Ford and Volkswagen Announce Alliance; Joint Pickup Project Is a Go
Months of speculation and rumors came to an end in Detroit Tuesday, as auto giants Ford Motor Company and Volkswagen Group officially announced they will take their relationship to the next level.
After signing a Memorandum of Understanding last year, initially to explore joint commercial vehicle production, the two automakers now say their pact will birth a midsize pickup truck for global markets. Volkswagen Ranger, anyone?
The alliance doesn’t end there, but commercial vans and the aforementioned truck are the only joint products the two are willing to confirm at this point. It’s possible the efficiency-seeking companies could broaden their relationship to include electric vehicles, autonomous vehicles, and mobility services.
In a joint release, the automakers stated their intention “to develop commercial vans and medium-sized pickups for global markets beginning as early as 2022.”
Unlike the Renault-Nissan-Mitsubishi Alliance, this tie-up does not involve any cross-ownership between the two companies. Overseeing the partnership will be a joint committee, with VW CEO Herbert Diess and Ford CEO Jim Hackett sitting at the top, surrounded by execs from both companies.
“The alliance will drive significant scale and efficiencies and enable both companies to share investments in vehicle architectures that deliver distinct capabilities and technologies,” the automakers stated. “The companies estimate the commercial van and pickup cooperation will yield improved annual pre-tax operating results, starting in 2023.”
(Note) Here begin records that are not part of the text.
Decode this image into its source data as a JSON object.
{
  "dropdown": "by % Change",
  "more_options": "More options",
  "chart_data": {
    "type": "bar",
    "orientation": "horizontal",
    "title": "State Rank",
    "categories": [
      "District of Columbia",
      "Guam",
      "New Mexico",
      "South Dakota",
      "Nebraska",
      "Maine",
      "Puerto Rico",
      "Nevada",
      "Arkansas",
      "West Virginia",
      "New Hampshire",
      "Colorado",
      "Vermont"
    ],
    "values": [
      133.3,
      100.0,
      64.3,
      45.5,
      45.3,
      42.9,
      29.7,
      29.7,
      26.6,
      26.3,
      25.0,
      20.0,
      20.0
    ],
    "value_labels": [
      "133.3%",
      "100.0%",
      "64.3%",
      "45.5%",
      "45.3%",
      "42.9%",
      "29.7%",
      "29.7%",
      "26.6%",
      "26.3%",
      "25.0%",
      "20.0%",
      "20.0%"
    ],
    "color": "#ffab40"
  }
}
It became clear last fall that Volkswagen was interested in Ford’s pickup prowess, with Diess letting slip that ongoing talks between the two companies encompassed that possibility, as well as others. Indeed, the alliance may very well go in on EVs together, what with VW boasting a versatile electric vehicle architecture, as well as autonomous tech, which Ford has spent years and no shortage of bucks pursuing.
“Both companies also said they were open to considering additional vehicle programs in the future,” the joint statement read.
The timing of the truck production is interesting. Just last week, Road & Track published details on the next-generation Ford Ranger, tentatively due out in 2022. Meanwhile, Volkswagen’s overseas-market Amarok, a body-on-frame midsize pickup produced since 2010, is growing long in the tooth. The automaker registered the Amarok nameplate in the U.S. early last year.
Producing a next-gen Amarok using co-funded Ford bones would save VW money compared to a ground-up redesign, and these days VW is all about slashing costs to fund its EV product wave. That wave gets underway in earnest in the 2020-2022 time frame.
In this relationship, Ford would develop and build the VW-badged trucks. As for the commercial vehicles, Ford is also tasked with developing and building larger vans for the European market, while VW would develop and build a smaller city van. The companies insist the respective models will differ from each other in more ways than just a badge.
In a statement, Hackett said, “Over time, this alliance will help both companies create value and meet the needs of our customers and society. It will not only drive significant efficiencies and help both companies improve their fitness, but also gives us the opportunity to collaborate on shaping the next era of mobility.”
Diess echoed Hackett’s words, calling the alliance “a cornerstone for our drive to improve competitiveness.”